How Risky Was Oakland's Two-Point Conversion Attempt?
When NFL teams are down by seven points late in a game and manage to score a touchdown, the default move is to kick the extra point to tie the game and hope for overtime.
From an excitement perspective, the more interesting move would be to attempt a two-point conversion and go for the win.
But most NFL coaches are inherently risk-averse, and with the odds of not converting an extra point much lower than losing the game on a failed two-pointer, the possibility of keeping the offense on the field is rarely entertained.
Enter Jack Del Rio.
During a back-and-forth game with the New Orleans Saints in Week 1, the head coach of the Oakland Raiders decided to go for the win down by a point with 47 seconds left in the game. The Raiders converted, won the game, and sent the league and observers into a frenzy.
It was a gutsy move that worked, but with either result, the attempt itself would have been the talk of the week because conversions in those situations just aren’t attempted.
According to Pro-Football-Reference, there have been only nine other instances of a team going for two while down by one in the fourth quarter since 1995.
In that same time period, there were 410 occasions when a team kicked the extra point down by one in the fourth.
For six of the nine conversion attempts, the team going for it had little to play for and featured records of 3-10, 3-10, 0-6, and 3-7 heading into the game in question. There was one instance with a playoff-bound Houston Texans attempting to go for two in a Week 17 game against the Tennessee Titans, but this was more about avoiding overtime than trying to win the game as the Texans clinched the AFC South despite not converting.
Along with these situations being rare, they also haven’t worked very often. Of the nine previous attempts, only three were successful, but that is a small sample, and remember, many of the teams attempting these conversions were bad. But maybe it’s not too surprising that teams fail in these instances because the math doesn’t always favor being aggressive at that point in a game.
Take the percentages for the Raiders during Sunday’s game. Per numberFire Live, Oakland had a 46.08 percent chance of winning the game at the time of the touchdown.
Per our chief analyst Keith Goldner, the conversion jumped their odds to 80.46 percent, and tying it up with a field goal actually would have bumped their odds to 41.09 percent.
Failing to convert either and trailing by a point would have left them with a 4.26 percent chance to win, even with two timeouts and an onside kick chance.
In a vacuum and based on historic league averages, a team needs to convert the attempt about 47.5 percent of the time in order to break even with an assumption the extra point is successful 95 percent of the time.
Sunday’s game, though, wasn’t exactly average.
Both offenses were moving the ball at will against the opposing defense. By our Net Expected Points (NEP) metric, Derek Carr had the fourth-best day for a quarterback, while Drew Brees had the second-best.

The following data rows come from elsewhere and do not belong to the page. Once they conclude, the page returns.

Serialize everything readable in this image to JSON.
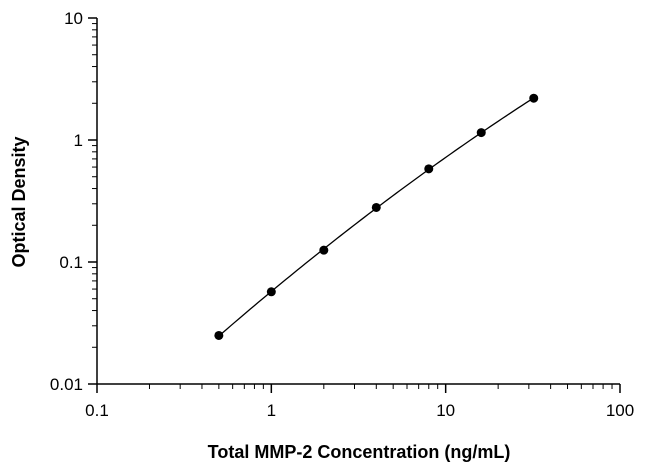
{
  "chart_data": {
    "type": "scatter",
    "title": "",
    "xlabel": "Total MMP-2 Concentration (ng/mL)",
    "ylabel": "Optical Density",
    "xscale": "log",
    "yscale": "log",
    "xlim": [
      0.1,
      100
    ],
    "ylim": [
      0.01,
      10
    ],
    "grid": false,
    "legend": "none",
    "x_ticks": [
      {
        "value": 0.1,
        "label": "0.1"
      },
      {
        "value": 1,
        "label": "1"
      },
      {
        "value": 10,
        "label": "10"
      },
      {
        "value": 100,
        "label": "100"
      }
    ],
    "y_ticks": [
      {
        "value": 0.01,
        "label": "0.01"
      },
      {
        "value": 0.1,
        "label": "0.1"
      },
      {
        "value": 1,
        "label": "1"
      },
      {
        "value": 10,
        "label": "10"
      }
    ],
    "series": [
      {
        "x": [
          0.5,
          1,
          2,
          4,
          8,
          16,
          32
        ],
        "y": [
          0.025,
          0.057,
          0.125,
          0.28,
          0.58,
          1.15,
          2.2
        ],
        "marker": "circle",
        "color": "#000000",
        "fit_line": true
      }
    ]
  }
}
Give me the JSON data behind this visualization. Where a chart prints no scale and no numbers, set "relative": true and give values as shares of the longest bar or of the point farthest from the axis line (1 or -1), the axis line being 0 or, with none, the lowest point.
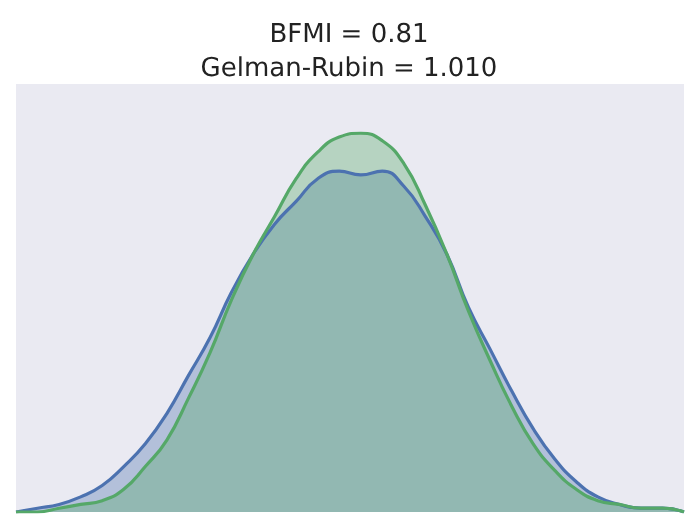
{
  "chart_data": {
    "type": "area",
    "title": "BFMI = 0.81\nGelman-Rubin = 1.010",
    "relative": true,
    "grid": false,
    "categories": [
      null,
      null,
      null,
      null,
      null,
      null,
      null,
      null,
      null,
      null,
      null,
      null,
      null,
      null,
      null,
      null,
      null,
      null,
      null,
      null,
      null,
      null,
      null,
      null,
      null,
      null,
      null,
      null,
      null,
      null,
      null,
      null
    ],
    "series": [
      {
        "color": "#4c72b0",
        "values": [
          0,
          0.01,
          0.02,
          0.04,
          0.07,
          0.12,
          0.18,
          0.26,
          0.36,
          0.46,
          0.58,
          0.68,
          0.76,
          0.82,
          0.88,
          0.9,
          0.89,
          0.9,
          0.86,
          0.78,
          0.68,
          0.54,
          0.43,
          0.32,
          0.22,
          0.14,
          0.08,
          0.04,
          0.02,
          0.01,
          0.01,
          0
        ]
      },
      {
        "color": "#55a868",
        "values": [
          0,
          0,
          0.01,
          0.02,
          0.03,
          0.06,
          0.12,
          0.19,
          0.3,
          0.42,
          0.56,
          0.68,
          0.78,
          0.88,
          0.95,
          0.99,
          1,
          0.98,
          0.92,
          0.81,
          0.68,
          0.53,
          0.4,
          0.28,
          0.18,
          0.11,
          0.06,
          0.03,
          0.02,
          0.01,
          0.01,
          0
        ]
      }
    ]
  }
}
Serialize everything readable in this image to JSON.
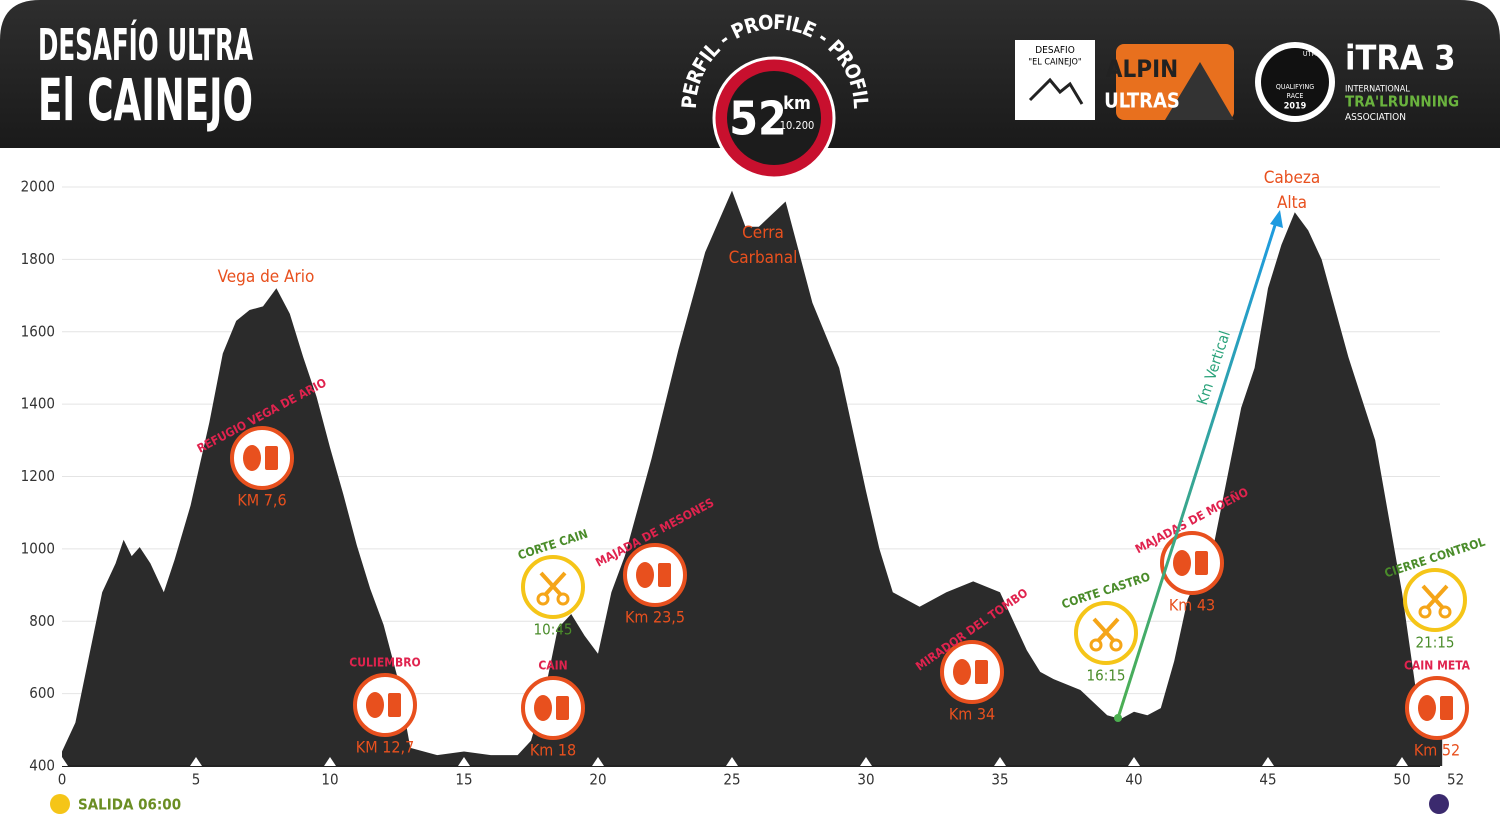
{
  "header": {
    "title_line1": "DESAFÍO ULTRA",
    "title_line2": "El CAINEJO",
    "profile_banner": "PERFIL - PROFILE - PROFIL",
    "distance": "52",
    "distance_unit": "km",
    "elevation_gain": "10.200",
    "logo1_line1": "DESAFIO",
    "logo1_line2": "\"EL CAINEJO\"",
    "logo2_line1": "ALPIN",
    "logo2_line2": "ULTRAS",
    "logo3_top": "UTMB",
    "logo3_line1": "QUALIFYING",
    "logo3_line2": "RACE",
    "logo3_line3": "2019",
    "itra_name": "iTRA 3",
    "itra_line1": "INTERNATIONAL",
    "itra_line2": "TRA'LRUNNING",
    "itra_line3": "ASSOCIATION"
  },
  "chart_data": {
    "type": "area",
    "color": "#2b2b2b",
    "x": [
      0,
      0.5,
      1,
      1.5,
      2,
      2.3,
      2.6,
      2.9,
      3.3,
      3.8,
      4.2,
      4.8,
      5.5,
      6,
      6.5,
      7,
      7.5,
      8,
      8.5,
      9,
      9.5,
      10,
      10.5,
      11,
      11.5,
      12,
      12.5,
      13,
      14,
      15,
      16,
      17,
      17.5,
      18,
      18.5,
      19,
      19.5,
      20,
      20.5,
      21,
      22,
      23,
      24,
      25,
      25.5,
      26,
      27,
      28,
      29,
      30,
      30.5,
      31,
      32,
      33,
      34,
      35,
      35.5,
      36,
      36.5,
      37,
      38,
      39,
      39.5,
      40,
      40.5,
      41,
      41.5,
      42,
      43,
      44,
      44.5,
      45,
      45.5,
      46,
      46.5,
      47,
      48,
      49,
      50,
      50.5,
      51,
      51.5
    ],
    "values": [
      440,
      520,
      700,
      880,
      960,
      1025,
      980,
      1005,
      960,
      880,
      970,
      1120,
      1350,
      1540,
      1630,
      1660,
      1670,
      1720,
      1650,
      1530,
      1420,
      1280,
      1150,
      1010,
      890,
      790,
      650,
      450,
      430,
      440,
      430,
      430,
      470,
      600,
      780,
      820,
      760,
      710,
      880,
      980,
      1250,
      1550,
      1820,
      1990,
      1890,
      1890,
      1960,
      1680,
      1500,
      1160,
      1000,
      880,
      840,
      880,
      910,
      880,
      800,
      720,
      660,
      640,
      610,
      540,
      530,
      550,
      540,
      560,
      690,
      860,
      1020,
      1390,
      1500,
      1720,
      1840,
      1930,
      1880,
      1800,
      1530,
      1300,
      880,
      620,
      520,
      480
    ],
    "xlim": [
      0,
      51.5
    ],
    "ylim": [
      400,
      2000
    ],
    "xticks": [
      0,
      5,
      10,
      15,
      20,
      25,
      30,
      35,
      40,
      45,
      50,
      52
    ],
    "yticks": [
      400,
      600,
      800,
      1000,
      1200,
      1400,
      1600,
      1800,
      2000
    ],
    "grid": true,
    "peaks": [
      "Vega de Ario",
      "Cerra Carbanal",
      "Cabeza Alta"
    ],
    "aid_stations": [
      {
        "name": "REFUGIO VEGA DE ARIO",
        "km": "KM 7,6"
      },
      {
        "name": "CULIEMBRO",
        "km": "KM 12,7"
      },
      {
        "name": "CAIN",
        "km": "Km 18"
      },
      {
        "name": "MAJADA DE MESONES",
        "km": "Km 23,5"
      },
      {
        "name": "MIRADOR DEL TOMBO",
        "km": "Km 34"
      },
      {
        "name": "MAJADAS DE MOEÑO",
        "km": "Km 43"
      },
      {
        "name": "CAIN META",
        "km": "Km 52"
      }
    ],
    "cutoffs": [
      {
        "name": "CORTE CAIN",
        "time": "10:45"
      },
      {
        "name": "CORTE CASTRO",
        "time": "16:15"
      },
      {
        "name": "CIERRE CONTROL",
        "time": "21:15"
      }
    ],
    "vertical_label": "Km Vertical",
    "start_label": "SALIDA 06:00"
  }
}
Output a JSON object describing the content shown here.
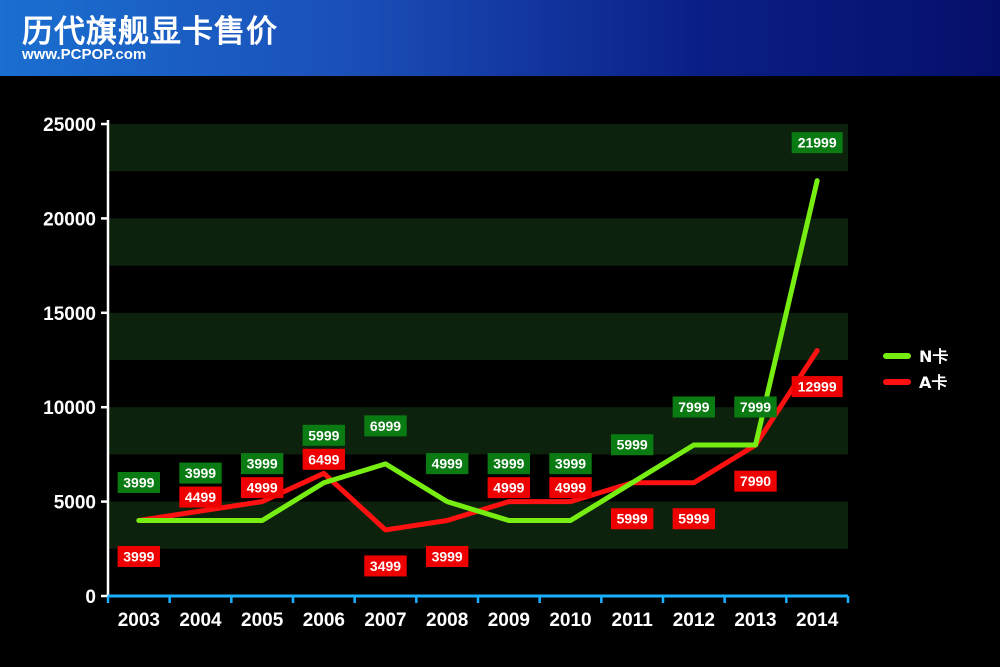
{
  "header": {
    "title": "历代旗舰显卡售价",
    "site": "www.PCPOP.com"
  },
  "chart_data": {
    "type": "line",
    "title": "",
    "xlabel": "",
    "ylabel": "",
    "x": [
      "2003",
      "2004",
      "2005",
      "2006",
      "2007",
      "2008",
      "2009",
      "2010",
      "2011",
      "2012",
      "2013",
      "2014"
    ],
    "ylim": [
      0,
      25000
    ],
    "yticks": [
      0,
      5000,
      10000,
      15000,
      20000,
      25000
    ],
    "grid": "alternating horizontal bands",
    "legend_position": "right",
    "series": [
      {
        "name": "N卡",
        "color": "#77ee11",
        "label_color": "#0a7a12",
        "values": [
          3999,
          3999,
          3999,
          5999,
          6999,
          4999,
          3999,
          3999,
          5999,
          7999,
          7999,
          21999
        ],
        "labels": [
          "3999",
          "3999",
          "3999",
          "5999",
          "6999",
          "4999",
          "3999",
          "3999",
          "5999",
          "7999",
          "7999",
          "21999"
        ]
      },
      {
        "name": "A卡",
        "color": "#ff1111",
        "label_color": "#ee0000",
        "values": [
          3999,
          4499,
          4999,
          6499,
          3499,
          3999,
          4999,
          4999,
          5999,
          5999,
          7990,
          12999
        ],
        "labels": [
          "3999",
          "4499",
          "4999",
          "6499",
          "3499",
          "3999",
          "4999",
          "4999",
          "5999",
          "5999",
          "7990",
          "12999"
        ]
      }
    ]
  }
}
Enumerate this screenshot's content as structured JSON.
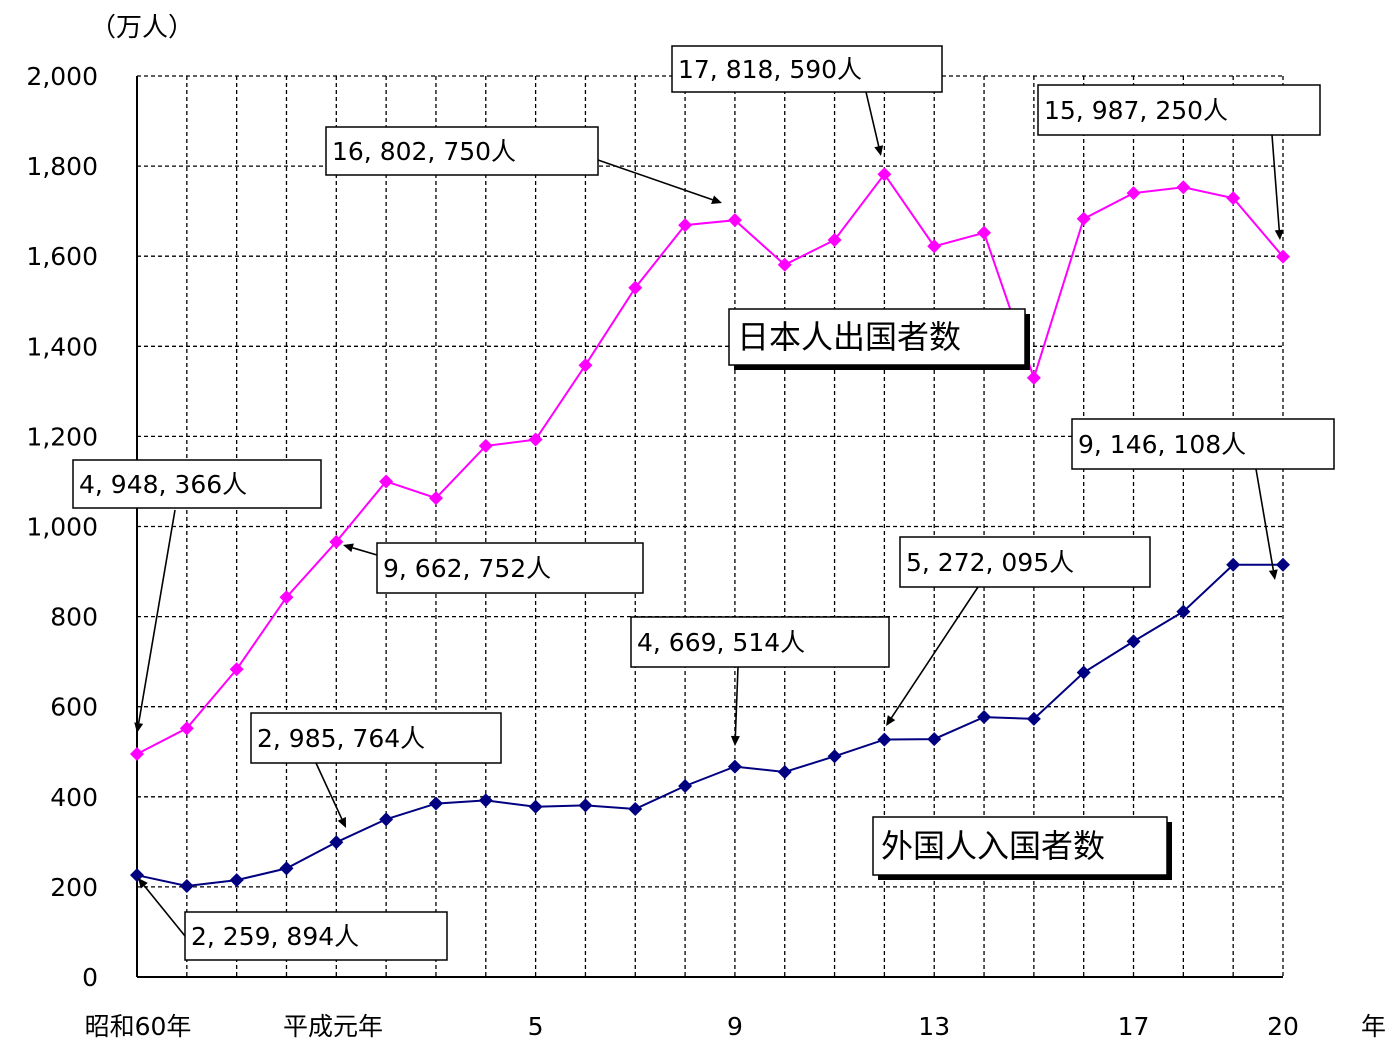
{
  "chart_data": {
    "type": "line",
    "ylabel": "（万人）",
    "xlabel": "年",
    "ylim": [
      0,
      2000
    ],
    "y_ticks": [
      "0",
      "200",
      "400",
      "600",
      "800",
      "1,000",
      "1,200",
      "1,400",
      "1,600",
      "1,800",
      "2,000"
    ],
    "x_tick_labels": [
      {
        "index": 0,
        "label": "昭和60年"
      },
      {
        "index": 4,
        "label": "平成元年"
      },
      {
        "index": 8,
        "label": "5"
      },
      {
        "index": 12,
        "label": "9"
      },
      {
        "index": 16,
        "label": "13"
      },
      {
        "index": 20,
        "label": "17"
      },
      {
        "index": 23,
        "label": "20"
      }
    ],
    "grid": true,
    "points_count": 24,
    "series": [
      {
        "name": "日本人出国者数",
        "color": "#ff00ff",
        "values": [
          495,
          552,
          683,
          843,
          966,
          1100,
          1063,
          1179,
          1193,
          1358,
          1530,
          1669,
          1680,
          1581,
          1636,
          1782,
          1622,
          1652,
          1330,
          1683,
          1740,
          1753,
          1729,
          1599
        ]
      },
      {
        "name": "外国人入国者数",
        "color": "#000080",
        "values": [
          226,
          202,
          215,
          241,
          299,
          350,
          385,
          392,
          378,
          381,
          373,
          424,
          467,
          455,
          490,
          527,
          528,
          577,
          573,
          676,
          745,
          811,
          915,
          915
        ]
      }
    ],
    "annotations": [
      {
        "text": "4, 948, 366人"
      },
      {
        "text": "9, 662, 752人"
      },
      {
        "text": "16, 802, 750人"
      },
      {
        "text": "17, 818, 590人"
      },
      {
        "text": "15, 987, 250人"
      },
      {
        "text": "9, 146, 108人"
      },
      {
        "text": "5, 272, 095人"
      },
      {
        "text": "4, 669, 514人"
      },
      {
        "text": "2, 985, 764人"
      },
      {
        "text": "2, 259, 894人"
      }
    ]
  }
}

Both of these were factors in determining whether Oakland should go for two, and so was the fact that the Saints ranked 32nd in the NFL in Adjusted Defensive NEP per play last season. The Raiders should have felt their odds of converting against that defense were much better than those of an average team, and they were already 1-for-2 on two-point conversions during the game.
In this particular instance, then, assuming a 94 percent chance with the extra point, the break-even point was roughly 45.4 percent on the conversion, per Goldner.
If there’s a problem with the decision, it might be the play itself. Instead of running something with multiple options, the Raiders ran a fade to Michael Crabtree. Fades, especially in goal line situations, need to die a horrible death, but Crabtree was able to gain the advantage over rookie Ken Crawley.
While the Saints were able to move the ball 34 yards on five plays, which shifted the win probability again, they were stuck trying a 61-yard field goal that was unsuccessful. But even with New Orleans able to drive the ball down the field to set up an attempt, it helps show even a few more seconds or one timeout remaining for New Orleans would have been even riskier for Oakland, but those factors played into the Raiders' favor on Sunday.
Oakland became the first team to be successful in this situation since the Denver Broncos in 2008, which is also the last late-game attempt that had any type of meaning. In a Week 2 game against the San Diego Chargers, a Jay Cutler-led offense scored a touchdown on a pass to Eddie Royal with 24 seconds remaining in the game. Head coach Mike Shanahan called for a two-point try, which was the same play and same result -- a conversion to Royal. Both of those teams would finish the season 8-8, but it was the Chargers who made it to the playoffs as the AFC West winner.
The Raiders followed in the footsteps of those Broncos on Sunday, but they’ll hope the end result of the season is more in their favor. Thanks to the successful conversion, Oakland is one win closer to the goal.